With commercial vacancy rates at 15 year highs and rents plummeting, it is very hard to see how residential real estate can be on the mend. For my money, recent activity is just a blip on the upside in a on-going declining trend. As is over quoted, nothing moves in a straight line.
Posted by Noah
Mon Jul 6th, 2009 01:40 PM
This is nothing more than a countertrend pickup in activity embedded in a longer term adjustment. Commercial may be next negative surprise shock in general, as yes, NYC is getting hard hit and understandly so given the nature of this crisis. I wonder when that wave will really hit banks BS, or if the latest round of capital raising will get them through a while longer.

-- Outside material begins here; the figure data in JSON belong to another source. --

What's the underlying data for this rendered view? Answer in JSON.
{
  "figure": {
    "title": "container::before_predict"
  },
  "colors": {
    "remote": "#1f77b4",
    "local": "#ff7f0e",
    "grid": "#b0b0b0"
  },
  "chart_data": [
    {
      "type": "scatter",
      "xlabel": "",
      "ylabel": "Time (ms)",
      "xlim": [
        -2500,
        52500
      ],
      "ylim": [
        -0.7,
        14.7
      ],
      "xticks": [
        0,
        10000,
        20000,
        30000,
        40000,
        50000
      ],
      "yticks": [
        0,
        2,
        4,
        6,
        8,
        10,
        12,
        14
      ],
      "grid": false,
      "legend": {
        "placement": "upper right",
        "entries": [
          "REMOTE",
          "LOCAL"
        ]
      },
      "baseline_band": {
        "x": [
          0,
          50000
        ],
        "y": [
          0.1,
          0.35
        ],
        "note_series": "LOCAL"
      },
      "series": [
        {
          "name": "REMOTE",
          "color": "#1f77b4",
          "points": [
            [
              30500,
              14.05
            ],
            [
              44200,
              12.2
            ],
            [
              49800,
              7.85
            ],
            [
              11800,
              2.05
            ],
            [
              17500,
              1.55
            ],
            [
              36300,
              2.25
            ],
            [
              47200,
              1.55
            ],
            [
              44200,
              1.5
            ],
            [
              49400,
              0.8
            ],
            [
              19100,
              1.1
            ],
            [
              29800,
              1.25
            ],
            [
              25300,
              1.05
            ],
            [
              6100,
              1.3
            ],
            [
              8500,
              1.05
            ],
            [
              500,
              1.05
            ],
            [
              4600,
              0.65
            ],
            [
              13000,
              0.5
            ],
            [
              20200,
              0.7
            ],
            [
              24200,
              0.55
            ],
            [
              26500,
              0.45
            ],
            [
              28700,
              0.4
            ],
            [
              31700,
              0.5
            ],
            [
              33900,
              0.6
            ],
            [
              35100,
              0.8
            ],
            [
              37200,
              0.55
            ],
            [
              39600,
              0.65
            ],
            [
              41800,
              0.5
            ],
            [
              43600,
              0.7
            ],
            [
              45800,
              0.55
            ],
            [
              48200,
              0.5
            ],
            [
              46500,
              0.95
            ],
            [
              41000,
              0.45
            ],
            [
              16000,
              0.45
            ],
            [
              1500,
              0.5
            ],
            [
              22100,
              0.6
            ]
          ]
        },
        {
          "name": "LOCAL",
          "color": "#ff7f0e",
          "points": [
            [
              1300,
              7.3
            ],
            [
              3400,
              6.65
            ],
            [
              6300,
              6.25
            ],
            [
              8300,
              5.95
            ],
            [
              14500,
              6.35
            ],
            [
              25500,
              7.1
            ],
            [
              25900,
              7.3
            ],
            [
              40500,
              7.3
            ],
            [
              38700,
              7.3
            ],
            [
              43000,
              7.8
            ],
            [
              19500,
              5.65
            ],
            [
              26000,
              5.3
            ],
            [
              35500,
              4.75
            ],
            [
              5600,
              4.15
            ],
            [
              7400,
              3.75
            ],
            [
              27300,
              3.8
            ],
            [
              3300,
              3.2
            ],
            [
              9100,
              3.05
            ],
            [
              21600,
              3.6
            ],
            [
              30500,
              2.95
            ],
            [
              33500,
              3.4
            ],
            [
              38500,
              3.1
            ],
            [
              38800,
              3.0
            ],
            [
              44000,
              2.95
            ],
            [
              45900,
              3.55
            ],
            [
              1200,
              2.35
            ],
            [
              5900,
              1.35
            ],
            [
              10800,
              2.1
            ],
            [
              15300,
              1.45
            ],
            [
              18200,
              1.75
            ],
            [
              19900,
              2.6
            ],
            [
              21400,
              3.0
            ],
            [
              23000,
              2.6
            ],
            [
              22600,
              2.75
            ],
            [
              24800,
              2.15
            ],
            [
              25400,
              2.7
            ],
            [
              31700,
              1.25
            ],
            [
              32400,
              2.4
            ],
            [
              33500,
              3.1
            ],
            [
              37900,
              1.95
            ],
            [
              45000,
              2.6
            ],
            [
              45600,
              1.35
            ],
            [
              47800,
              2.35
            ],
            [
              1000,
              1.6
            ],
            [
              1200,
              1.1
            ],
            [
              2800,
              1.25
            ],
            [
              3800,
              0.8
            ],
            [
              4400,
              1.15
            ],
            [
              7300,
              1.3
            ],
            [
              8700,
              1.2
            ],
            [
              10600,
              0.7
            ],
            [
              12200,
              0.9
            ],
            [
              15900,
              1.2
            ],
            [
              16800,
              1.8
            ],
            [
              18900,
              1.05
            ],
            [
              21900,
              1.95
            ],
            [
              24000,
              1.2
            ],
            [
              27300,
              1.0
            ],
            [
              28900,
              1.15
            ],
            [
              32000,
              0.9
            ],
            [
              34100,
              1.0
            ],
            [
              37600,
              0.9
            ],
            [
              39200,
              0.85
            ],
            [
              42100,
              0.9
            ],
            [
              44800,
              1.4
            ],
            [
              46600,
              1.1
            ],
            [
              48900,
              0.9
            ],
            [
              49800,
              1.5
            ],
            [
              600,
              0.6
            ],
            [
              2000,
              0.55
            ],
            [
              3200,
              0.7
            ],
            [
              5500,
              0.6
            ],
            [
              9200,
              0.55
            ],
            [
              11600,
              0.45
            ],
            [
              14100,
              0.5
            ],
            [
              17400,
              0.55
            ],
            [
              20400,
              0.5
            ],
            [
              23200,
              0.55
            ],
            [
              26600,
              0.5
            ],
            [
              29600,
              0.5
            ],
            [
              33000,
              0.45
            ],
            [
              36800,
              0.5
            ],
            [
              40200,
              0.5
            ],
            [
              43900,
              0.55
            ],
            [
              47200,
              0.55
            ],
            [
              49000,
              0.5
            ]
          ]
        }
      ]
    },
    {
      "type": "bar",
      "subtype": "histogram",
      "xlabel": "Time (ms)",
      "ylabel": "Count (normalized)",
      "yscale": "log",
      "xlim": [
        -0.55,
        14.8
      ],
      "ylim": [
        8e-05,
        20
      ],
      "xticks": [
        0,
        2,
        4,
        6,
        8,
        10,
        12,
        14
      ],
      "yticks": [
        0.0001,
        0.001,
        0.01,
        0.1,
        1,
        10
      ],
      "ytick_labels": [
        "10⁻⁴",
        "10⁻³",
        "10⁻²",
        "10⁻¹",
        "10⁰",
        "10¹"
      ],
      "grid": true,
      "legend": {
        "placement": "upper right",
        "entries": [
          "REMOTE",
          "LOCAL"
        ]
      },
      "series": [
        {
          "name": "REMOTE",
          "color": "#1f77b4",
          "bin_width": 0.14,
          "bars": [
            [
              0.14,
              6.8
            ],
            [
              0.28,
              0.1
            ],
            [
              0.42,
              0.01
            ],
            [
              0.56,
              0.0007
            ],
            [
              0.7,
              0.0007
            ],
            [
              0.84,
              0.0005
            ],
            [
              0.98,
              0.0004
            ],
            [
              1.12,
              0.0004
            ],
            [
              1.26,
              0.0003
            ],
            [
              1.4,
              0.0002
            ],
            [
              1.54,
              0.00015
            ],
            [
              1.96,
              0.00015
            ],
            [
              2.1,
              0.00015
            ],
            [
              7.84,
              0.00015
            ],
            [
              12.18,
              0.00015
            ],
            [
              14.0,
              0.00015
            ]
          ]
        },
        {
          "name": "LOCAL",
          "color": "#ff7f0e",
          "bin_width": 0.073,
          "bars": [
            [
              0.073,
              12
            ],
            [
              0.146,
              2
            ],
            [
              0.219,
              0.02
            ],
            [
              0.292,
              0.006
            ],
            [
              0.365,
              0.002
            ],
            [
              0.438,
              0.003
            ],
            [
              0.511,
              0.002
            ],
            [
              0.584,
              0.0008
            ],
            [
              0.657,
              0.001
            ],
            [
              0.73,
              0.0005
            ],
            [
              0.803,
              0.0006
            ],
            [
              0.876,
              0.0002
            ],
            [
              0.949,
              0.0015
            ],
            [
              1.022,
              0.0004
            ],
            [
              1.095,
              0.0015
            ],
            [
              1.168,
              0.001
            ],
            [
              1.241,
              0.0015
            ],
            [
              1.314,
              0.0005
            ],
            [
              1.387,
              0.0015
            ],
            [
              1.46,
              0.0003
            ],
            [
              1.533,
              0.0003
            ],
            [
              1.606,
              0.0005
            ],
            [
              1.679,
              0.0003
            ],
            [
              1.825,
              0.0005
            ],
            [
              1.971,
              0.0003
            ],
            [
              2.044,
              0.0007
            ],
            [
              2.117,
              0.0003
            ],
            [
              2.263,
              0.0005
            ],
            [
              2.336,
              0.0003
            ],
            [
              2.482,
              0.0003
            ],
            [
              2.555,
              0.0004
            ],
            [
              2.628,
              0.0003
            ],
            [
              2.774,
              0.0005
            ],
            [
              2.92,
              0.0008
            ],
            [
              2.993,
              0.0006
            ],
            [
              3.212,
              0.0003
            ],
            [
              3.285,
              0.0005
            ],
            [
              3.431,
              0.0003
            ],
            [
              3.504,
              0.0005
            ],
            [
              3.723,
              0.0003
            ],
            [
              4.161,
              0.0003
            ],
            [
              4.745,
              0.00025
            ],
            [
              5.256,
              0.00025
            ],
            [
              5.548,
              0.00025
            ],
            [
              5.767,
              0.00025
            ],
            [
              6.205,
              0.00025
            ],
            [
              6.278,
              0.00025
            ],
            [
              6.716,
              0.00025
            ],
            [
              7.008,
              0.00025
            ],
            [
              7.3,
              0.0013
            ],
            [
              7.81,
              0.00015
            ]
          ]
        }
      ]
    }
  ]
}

Consumers are still indebted, and I think we have another wave of this crisis to go through, the question is when and how bad it is. I think this is a fiscal/monetary stimulus move here, and hard not to be on look out for a double dip recession in 2010 or 2011. This re adjustment will last years here, and have dips and blips throughout the whole process!
Posted by mh23
Mon Jul 6th, 2009 08:31 PM
I think that those investments that did well during the last run-up...commodities, emerging markets, financials, low quality stocks (e.g. gaming stocks), and junk bonds are going to get hammered in the next wave down. Next up-cycle look for high quality dividend paying big caps such as WMT (near a 52 week low) MCD, TUP and utilities as well as high quality corporate debt and high quality munis to do well.
Posted by Noah
Mon Jul 6th, 2009 08:43 PM
i agree, but timing is everything. Ive been looking for wave down for past 3 months, and have been dead wrong. im thinking it comes, but much later than many originally thought. Not many a)discussed the severity of this downturn in detail, and then b) got this so far 4-month sustainable rally right.
double dip?
but when? 2010? 2011?
if this was the closest to debt deflation we have seen in 70 years, then why couldnt this adjustment or process last a good 6-7 years - not more because the stimulus efforts will have an effect throughout and on the whole process duration
Posted by bje
Mon Jul 6th, 2009 11:18 PM
Noah, be patient. Go short with CDX. Less downside, more upside. And remember, it's always lightest before the dusk.
Posted by Noah
Tue Jul 7th, 2009 10:43 PM
bje - well I got some ultrashort etfs on...took big hits on past gains during this episode though, hitting stops a few times and reloading.
when you say go short CDX, I assume you mean go short corporate bond spreads after the rally?
Posted by bje
Wed Jul 8th, 2009 11:58 AM
Essentially, yes. Specifically holding cdx gives you more downside protection with a whopping upside in the event of defaults.